The “cover story” is not much different or much longer than any of the other stories in the issue. It is a half-page discussion of the intelligent design debate consisting of three long quotations from other publications — a column by the Boston Globe’s Ellen Goodman, a post from Brian McNicoll of Townhall.com and a post from Slate’s William Saletan. The piece itself takes no position. Goodman is against intelligent design, McNicoll is for it and Saletan says the theory is an admission of defeat from biblical literalists because they have at least had to accept the basic premise behind evolution, change over time.

The article on Bush’s judicial nominees has the same format and is the same size — a half-page of quotations, this time from six different writers in publications spanning the political continuum from the Los Angeles Times and the Washington Post to the Wall Street Journal and National Review Online. Those critical of the federal appeals court nominees in question (Janice Rogers Brown, William Pryor and Priscilla Owen, all now confirmed to federal courts) find them too radical; quotes from the supporting publications emphasize their qualifications for the bench.

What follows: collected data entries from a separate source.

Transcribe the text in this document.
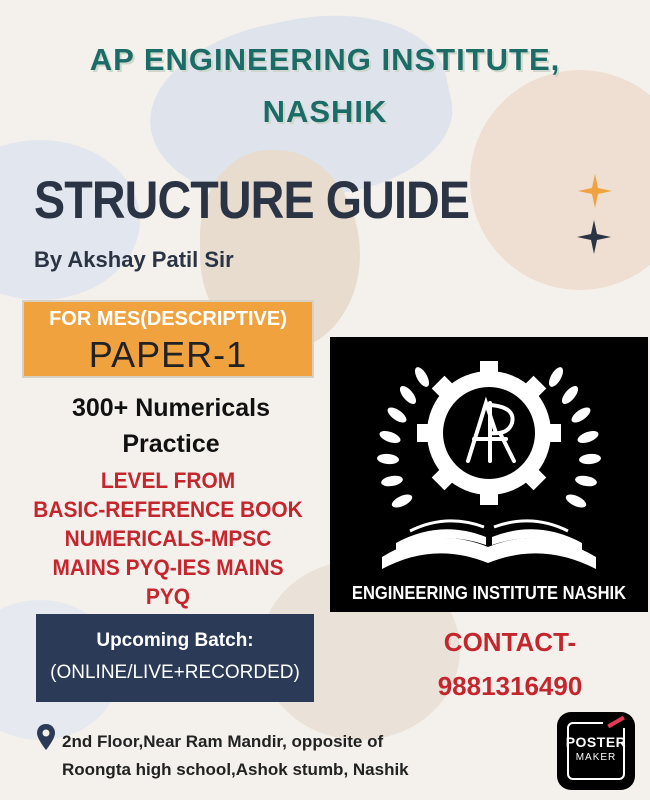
AP ENGINEERING INSTITUTE,
NASHIK
STRUCTURE GUIDE
By Akshay Patil Sir
FOR MES(DESCRIPTIVE)
PAPER-1
300+ Numericals
Practice
LEVEL FROM
BASIC-REFERENCE BOOK
NUMERICALS-MPSC
MAINS PYQ-IES MAINS
PYQ
Upcoming Batch:
(ONLINE/LIVE+RECORDED)
ENGINEERING INSTITUTE NASHIK
CONTACT-
9881316490
2nd Floor,Near Ram Mandir, opposite of
Roongta high school,Ashok stumb, Nashik
POSTER
MAKER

The pieces on “cousins in love” and “the nasty boss” are straight excerpts from other publications — in the former case a column by the Chicago Tribune’s Steve Chapman about cousins who want to marry but can’t in Pennsylvania, the latter a business story from USA Today.

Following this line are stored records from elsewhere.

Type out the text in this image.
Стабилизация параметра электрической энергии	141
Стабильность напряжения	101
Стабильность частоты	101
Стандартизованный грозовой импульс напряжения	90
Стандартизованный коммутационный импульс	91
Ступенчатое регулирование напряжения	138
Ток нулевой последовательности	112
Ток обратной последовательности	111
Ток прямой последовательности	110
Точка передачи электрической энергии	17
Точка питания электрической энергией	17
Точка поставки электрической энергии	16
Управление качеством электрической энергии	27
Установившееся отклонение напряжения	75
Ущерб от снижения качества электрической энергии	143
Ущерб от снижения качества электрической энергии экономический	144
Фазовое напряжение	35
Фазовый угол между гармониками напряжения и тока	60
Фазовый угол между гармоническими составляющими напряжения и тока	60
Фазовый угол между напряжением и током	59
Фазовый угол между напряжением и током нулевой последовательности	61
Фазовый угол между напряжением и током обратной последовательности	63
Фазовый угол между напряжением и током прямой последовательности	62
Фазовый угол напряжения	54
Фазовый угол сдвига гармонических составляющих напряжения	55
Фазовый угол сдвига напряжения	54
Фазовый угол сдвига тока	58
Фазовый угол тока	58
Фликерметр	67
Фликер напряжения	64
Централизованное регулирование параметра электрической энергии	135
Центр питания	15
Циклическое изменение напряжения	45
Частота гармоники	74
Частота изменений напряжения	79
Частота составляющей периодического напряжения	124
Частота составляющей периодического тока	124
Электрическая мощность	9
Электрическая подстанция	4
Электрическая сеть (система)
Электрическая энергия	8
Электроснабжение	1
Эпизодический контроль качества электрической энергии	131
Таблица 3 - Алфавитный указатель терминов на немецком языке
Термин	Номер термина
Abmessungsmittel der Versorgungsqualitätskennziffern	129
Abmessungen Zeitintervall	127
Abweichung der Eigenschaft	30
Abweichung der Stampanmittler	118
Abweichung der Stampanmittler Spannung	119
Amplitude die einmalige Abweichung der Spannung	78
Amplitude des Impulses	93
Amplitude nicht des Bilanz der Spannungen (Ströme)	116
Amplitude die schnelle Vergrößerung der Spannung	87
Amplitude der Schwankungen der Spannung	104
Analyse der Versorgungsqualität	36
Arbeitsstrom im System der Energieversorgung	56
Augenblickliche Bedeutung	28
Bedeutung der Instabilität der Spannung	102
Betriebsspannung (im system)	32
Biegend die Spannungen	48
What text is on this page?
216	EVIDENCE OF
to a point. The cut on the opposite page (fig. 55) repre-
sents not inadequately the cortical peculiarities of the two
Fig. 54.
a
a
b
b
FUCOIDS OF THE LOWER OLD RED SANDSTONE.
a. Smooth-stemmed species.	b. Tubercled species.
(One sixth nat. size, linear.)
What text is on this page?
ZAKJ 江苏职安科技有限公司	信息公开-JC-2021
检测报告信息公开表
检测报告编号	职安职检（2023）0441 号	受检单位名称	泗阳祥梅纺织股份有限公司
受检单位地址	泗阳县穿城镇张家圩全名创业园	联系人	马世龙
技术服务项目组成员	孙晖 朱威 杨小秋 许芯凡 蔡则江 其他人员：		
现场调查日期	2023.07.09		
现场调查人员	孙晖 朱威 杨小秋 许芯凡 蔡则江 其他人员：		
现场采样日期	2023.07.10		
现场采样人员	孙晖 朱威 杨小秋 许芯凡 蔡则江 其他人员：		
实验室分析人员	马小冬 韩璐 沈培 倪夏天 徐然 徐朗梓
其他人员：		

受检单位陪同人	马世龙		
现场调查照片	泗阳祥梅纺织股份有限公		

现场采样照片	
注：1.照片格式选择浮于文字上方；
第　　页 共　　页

The piece about “Star Wars” rounds up reviews by A.O. Scott of the New York Times, Roger Ebert of the Chicago Sun-Times, Anthony Lane of the New Yorker, Kenneth Turan of the Los Angeles Times and the Chicago Tribune’s Michael Wilmington.

Other pieces — Everything else is brief, but the list of topics is long. A quick glance shows the breadth — military base closings, the fight over John Bolton, fighting in Iraq, Los Angeles’s new mayor, Lance Armstrong saving sperm to have children later, the formerly credentialed White House “reporter” Jeff Gannon and a one-page “Briefing” on the right to die inspired by the Terri Schiavo case.

That’s all in the front of the magazine’s news section, along with three pages called “The world at a glance…” which feature maps of the continents marked with dots and lines that connect to one-paragraph reports. The items consist of everything from a severed fingertip supposedly found in a bowl of Wendy’s chili to the launching of a television network backed by President Hugo Chavez in Venezuela to the push in Rome to make Pope John Paul II a saint and the killing of hundreds of civilians in Uzbekistan by government troops.

After all that there are three pages devoted to the “Best columns” in the United States , Europe and elsewhere. Along with columns from the New York Times and Chicago Tribune, there are selections from Italy , the Netherlands , Iraq and Russia . There is also a short item called “It must be true… I read it in the tabloids.”

Then there are two more pages of “Talking points” where the big topics of the week, some heavy and some lighter, are boiled down to what people have written for and against them. This is where the Darwin piece appears, along with items about Yalta , Pope Benedict and the Rolling Stones. Then come two pages of editorial cartoons from the past week. At this point, not even half-way through the issue, the biggest stories of the last seven days have largely been addressed.

That still leaves the rest of the issue for a vast assortment of topics. The Week has sections for health and science, reviews of books, film, music and the stage, plus food and drink (recipes for lobster rolls and blueberry cobbler as well as an excerpt of a review on a new Chicago restaurant). A one-page travel section runs excerpts from stories on areas ranging from Uruguay to Bethesda , Md. and Madison , Wis.

The Week is Reader’s Digest meets the blogoshpere — an inclusive shorthand summary of the week’s events as seen through the eyes of others.